Malheureusement, la recher-che d'une réutilisation des composants issus d'un projet expose celui-ci à un risque de dispersion maximal par rapport aux objectifs initiaux. Le but de cette discussion n'est pas de condamner la réutilisation mais plutôt de montrer pourquoi elle doit être gérée avec le plus grand soin.

Un objet réutilisable doit pouvoir être employé dans différents projets, applications, processus, secteurs d'activité et par différents acteurs avec différents buts. Le développeur qui cherche, par ex-emple, à mettre au point l'objet «Client universel» se trouve devant un dilemme. Quels sont les besoins prioritaires, quel est le contexte, l'étendue du problème à envisager? Quels sont les utilisateurs à écouter? Qui paye? Qui est le sponsor? En l'absence de réponse à ces questions, les décisions qu'il prend ont une forte chance d'être arbitraires.

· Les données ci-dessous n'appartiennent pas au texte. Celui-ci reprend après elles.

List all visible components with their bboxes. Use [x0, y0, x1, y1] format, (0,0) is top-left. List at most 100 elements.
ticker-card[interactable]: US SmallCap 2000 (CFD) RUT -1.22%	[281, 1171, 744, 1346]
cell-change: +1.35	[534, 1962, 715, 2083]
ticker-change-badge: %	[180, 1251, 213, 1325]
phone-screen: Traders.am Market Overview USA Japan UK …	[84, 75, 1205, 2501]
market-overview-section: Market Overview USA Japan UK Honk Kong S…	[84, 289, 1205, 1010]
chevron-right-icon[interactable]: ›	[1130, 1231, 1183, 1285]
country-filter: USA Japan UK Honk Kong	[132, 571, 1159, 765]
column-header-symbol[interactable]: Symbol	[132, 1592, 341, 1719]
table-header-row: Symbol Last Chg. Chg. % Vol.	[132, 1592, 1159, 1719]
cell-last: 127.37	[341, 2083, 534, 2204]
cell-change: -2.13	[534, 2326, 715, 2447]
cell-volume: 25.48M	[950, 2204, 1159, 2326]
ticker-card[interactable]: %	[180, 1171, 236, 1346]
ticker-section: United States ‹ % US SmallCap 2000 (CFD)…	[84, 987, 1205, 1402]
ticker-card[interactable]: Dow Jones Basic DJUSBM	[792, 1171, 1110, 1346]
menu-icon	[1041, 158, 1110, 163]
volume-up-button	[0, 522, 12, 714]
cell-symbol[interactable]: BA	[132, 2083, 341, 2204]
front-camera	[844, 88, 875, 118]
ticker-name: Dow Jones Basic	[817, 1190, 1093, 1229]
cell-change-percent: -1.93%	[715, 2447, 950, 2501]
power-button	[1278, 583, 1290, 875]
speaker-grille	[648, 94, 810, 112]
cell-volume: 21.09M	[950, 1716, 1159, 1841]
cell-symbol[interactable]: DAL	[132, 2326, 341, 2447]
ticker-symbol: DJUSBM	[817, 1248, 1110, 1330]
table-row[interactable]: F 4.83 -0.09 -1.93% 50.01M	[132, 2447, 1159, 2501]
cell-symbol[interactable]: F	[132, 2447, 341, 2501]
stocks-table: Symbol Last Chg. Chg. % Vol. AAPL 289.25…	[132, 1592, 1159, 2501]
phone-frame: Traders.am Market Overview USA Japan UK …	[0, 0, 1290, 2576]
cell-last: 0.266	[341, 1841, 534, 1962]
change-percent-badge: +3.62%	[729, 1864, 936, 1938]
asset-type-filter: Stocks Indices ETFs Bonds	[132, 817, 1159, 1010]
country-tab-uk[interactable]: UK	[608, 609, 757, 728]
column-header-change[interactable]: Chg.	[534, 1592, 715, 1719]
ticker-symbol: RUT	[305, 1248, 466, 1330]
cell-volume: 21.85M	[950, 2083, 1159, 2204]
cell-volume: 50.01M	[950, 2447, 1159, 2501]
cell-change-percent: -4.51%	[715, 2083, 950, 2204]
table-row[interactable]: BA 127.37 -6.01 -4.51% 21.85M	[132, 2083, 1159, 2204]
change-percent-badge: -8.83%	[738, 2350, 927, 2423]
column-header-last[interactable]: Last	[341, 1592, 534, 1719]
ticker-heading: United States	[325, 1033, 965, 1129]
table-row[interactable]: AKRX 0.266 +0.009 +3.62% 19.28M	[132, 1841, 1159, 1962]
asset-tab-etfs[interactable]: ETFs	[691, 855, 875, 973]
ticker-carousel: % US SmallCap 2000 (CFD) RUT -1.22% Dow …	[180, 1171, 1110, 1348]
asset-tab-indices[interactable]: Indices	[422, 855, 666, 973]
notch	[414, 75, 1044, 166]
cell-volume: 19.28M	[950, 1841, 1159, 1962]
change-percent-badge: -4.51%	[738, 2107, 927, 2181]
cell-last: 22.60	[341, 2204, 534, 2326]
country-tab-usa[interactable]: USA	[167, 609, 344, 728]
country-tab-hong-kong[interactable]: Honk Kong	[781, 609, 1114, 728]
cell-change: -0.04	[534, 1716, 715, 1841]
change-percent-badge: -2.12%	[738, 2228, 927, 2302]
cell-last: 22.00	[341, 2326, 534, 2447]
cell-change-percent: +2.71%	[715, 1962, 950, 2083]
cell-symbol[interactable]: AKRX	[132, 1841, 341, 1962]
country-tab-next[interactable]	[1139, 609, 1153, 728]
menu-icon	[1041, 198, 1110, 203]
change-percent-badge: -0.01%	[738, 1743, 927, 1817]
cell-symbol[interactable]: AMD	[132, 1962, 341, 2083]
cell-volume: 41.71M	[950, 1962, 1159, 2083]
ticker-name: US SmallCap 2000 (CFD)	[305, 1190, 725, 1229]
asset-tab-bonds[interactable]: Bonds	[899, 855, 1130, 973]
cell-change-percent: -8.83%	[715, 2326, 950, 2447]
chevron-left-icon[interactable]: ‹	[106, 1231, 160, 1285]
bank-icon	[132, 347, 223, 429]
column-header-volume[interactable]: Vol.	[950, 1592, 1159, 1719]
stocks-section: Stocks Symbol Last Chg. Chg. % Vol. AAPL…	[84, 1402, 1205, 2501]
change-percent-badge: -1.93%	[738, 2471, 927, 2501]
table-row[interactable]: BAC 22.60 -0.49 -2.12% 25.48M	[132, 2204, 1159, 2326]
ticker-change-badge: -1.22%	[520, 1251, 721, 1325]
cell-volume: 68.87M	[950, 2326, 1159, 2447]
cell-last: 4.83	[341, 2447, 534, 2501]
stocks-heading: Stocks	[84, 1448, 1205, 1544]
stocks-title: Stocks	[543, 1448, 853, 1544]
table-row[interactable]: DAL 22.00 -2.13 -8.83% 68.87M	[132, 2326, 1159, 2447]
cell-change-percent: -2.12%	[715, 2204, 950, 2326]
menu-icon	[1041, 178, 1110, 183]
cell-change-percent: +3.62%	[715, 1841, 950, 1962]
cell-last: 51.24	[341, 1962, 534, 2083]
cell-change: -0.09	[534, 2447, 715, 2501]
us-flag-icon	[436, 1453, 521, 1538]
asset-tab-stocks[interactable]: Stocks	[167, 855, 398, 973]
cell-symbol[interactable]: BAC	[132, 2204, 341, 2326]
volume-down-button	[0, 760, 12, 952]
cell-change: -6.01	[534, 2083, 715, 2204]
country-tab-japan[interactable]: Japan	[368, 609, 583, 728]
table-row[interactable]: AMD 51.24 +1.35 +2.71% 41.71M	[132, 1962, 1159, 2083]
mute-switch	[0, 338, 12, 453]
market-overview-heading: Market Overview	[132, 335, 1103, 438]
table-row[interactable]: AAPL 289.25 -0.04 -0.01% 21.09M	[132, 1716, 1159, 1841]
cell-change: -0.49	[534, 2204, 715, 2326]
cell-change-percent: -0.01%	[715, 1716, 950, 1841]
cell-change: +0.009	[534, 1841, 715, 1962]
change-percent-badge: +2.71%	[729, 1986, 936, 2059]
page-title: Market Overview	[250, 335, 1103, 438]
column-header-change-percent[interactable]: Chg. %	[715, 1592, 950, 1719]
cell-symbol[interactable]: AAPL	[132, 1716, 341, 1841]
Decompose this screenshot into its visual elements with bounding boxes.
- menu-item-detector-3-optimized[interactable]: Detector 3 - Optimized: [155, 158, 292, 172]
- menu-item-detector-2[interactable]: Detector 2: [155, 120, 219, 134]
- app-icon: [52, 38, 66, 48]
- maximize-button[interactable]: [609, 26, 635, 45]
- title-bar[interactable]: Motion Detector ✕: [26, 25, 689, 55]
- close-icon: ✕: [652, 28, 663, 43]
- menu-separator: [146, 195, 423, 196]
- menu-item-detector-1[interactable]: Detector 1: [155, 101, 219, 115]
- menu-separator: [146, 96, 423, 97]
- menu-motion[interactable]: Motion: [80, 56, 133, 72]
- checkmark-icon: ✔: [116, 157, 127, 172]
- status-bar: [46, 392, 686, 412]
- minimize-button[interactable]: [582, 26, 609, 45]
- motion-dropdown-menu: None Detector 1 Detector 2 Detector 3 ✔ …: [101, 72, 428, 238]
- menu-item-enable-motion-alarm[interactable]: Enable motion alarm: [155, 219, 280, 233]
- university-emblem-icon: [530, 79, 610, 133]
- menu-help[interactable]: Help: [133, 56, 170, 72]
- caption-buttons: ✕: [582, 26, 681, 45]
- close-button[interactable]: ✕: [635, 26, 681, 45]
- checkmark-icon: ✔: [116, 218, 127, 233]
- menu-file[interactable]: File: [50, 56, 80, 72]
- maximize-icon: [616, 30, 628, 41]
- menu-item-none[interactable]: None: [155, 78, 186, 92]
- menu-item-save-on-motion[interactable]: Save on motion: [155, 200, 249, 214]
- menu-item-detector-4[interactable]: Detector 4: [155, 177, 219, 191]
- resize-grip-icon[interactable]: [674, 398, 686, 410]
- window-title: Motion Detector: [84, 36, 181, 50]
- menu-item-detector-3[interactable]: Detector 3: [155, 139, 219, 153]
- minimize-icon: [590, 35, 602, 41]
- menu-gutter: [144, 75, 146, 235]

Les relations entre les projets et les objets réutilisables doivent être étudiées soigneusement et une stratégie de réutilisation doit être mise au point. Cette stratégie sera tout à fait différente s'il s'agit de projets de gestion normaux ou du développement d'une famille d'applications pour laquelle un fort taux de réutilisation est recherché. Dans ce dernier cas on fera notamment appel à une analyse de variabilité.

Conclusions

En guise de conclusion, l'amélioration significative des résultats d'une entreprise est rarement obtenue par l'unique recours à la technologie. L'innovation technologique est en effet la plupart du temps présente, mais son succès s'appuie sur les facteurs suivants:

- la clarté des objectifs et de la vision;

- l'efficacité des processus de gestion, dans l'entreprise et à sa proximité;

- la bonne intégration des nouvelles applications dans l'architecture globale;

- l'adéquation entre les techniques de gestion de projet utilisées et les défis présents.

Seule la bonne collaboration de spécialistes des différents domaines et leur parfaite intégration dans une équipe partageant la même vision sont à même de transformer efficacement le potentiel technologique en résultats concrets pour nos entreprises.